Nokia said on Monday that it expects the EUR 5.44 billion deal with Microsoft for sale of its Devices & Services to conclude on April 25 and expressed the hope it would continue to operate the disputed Chennai plant under a service agreement.
“Nokia today announced that it expects the transaction whereby the company will sell substantially all of its Devices & Services business to Microsoft to close on April 25, 2014. The transaction is now subject only to certain customary closing conditions,” Nokia said in a statement.
The future of Chennai plant, which employs 6,600 people and is entangled in tax disputes with Indian authorities, is uncertain. “With Chennai, it is worth remembering that we have said we will consider a services agreement with Microsoft should our Indian assets not be able to transfer at the close of the global deal,” a Nokia spokesperson said.
A Nokia official told PTI the company is still exploring the option of operating the plant by getting into a services agreement, which would allow it to continue as a contract manufacturer for other companies. “The situation is a complicated one, and Nokia is continuing to weigh its options. As there is still time before the closing of the deal, we cannot speculate on possible outcomes at this point,” the spokesperson added.
In March, the Tamil Nadu government had slammed a Rs. 2,400 crore notice on Nokia, saying the company had been selling products from Chennai plant in domestic market instead of shipping overseas.

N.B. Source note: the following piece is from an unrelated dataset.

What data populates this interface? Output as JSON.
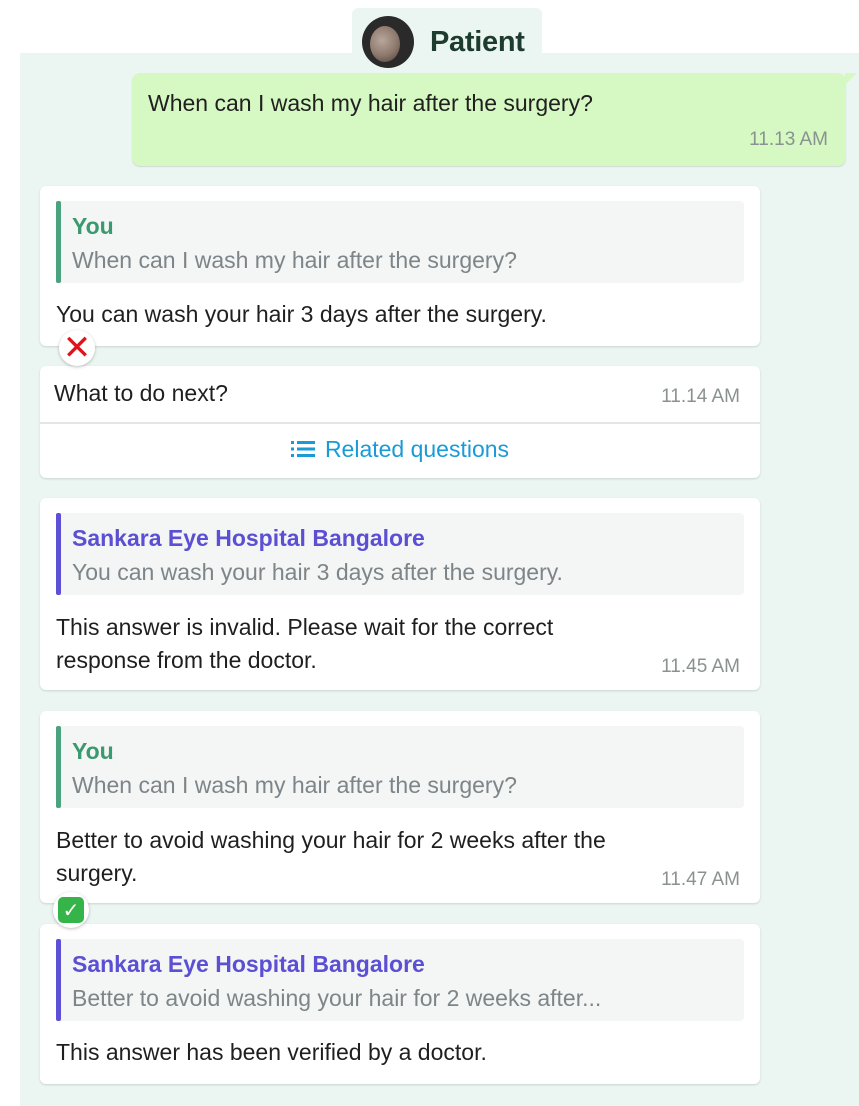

In what could be an interesting turn of events Taiwanese handset maker HTC’s CFO Chia-Lin Chang told the Economic Times that the company could consider purchasing the Chennai plant in a bid to better serve its interests in the Indian market. This after the company launched new products in three price points in India yesterday. “I am happy to look into it, because the overall preparation, exploration hinges upon if it will serve consumers better. If [the plant] will do that, then we would be happy to look further into it,” he told the paper, which also quoted a source as saying that the plant may be losing its importance for Microsoft, due to the ongoing case.
On March 14, the Supreme Court ordered Nokia India to give Rs. 3,500 crore as guarantee before it transfers the plant to Microsoft. Last September, Nokia had announced it would sell a substantial part of its devices and services (D&S) business, including assets in India, to Microsoft by March 2014. The handset and other asset components under the deal will be handed over to Microsoft’s Finnish entity Microsoft Mobile Oy.
The company has often indicated that the transfer of the Chennai plant may be adversely impacted if the tax dispute remains unresolved. According to Nokia India Employees Union Honorary President, A Soundararajan, the Chennai plant, which was producing about 1 million mobile handsets per day, witnessed a steep decline and production now stands at just 0.4 million handsets.
Recently, the company offered a voluntary retirement scheme to its employees in Chennai and about 700 trainees are learnt to have opted for it. The spokesperson declined to confirm the number.
Meanwhile, employees at the Chennai plant have started boycotting canteen services from Monday in protest against the recently announced voluntary retirement scheme, which they allege is being forced on them.
Meanwhile, union President M Saravana Kumar said nearly 2,500 employees in one shift resorted to a ‘hunger strike’ at the factory by boycotting the canteen services. “About 10 employees fainted and were administered first aid. We will continue our protest in other shifts but we will continue to work as usual”, he said.
The Union would decide its future course of action within the next two days, he said.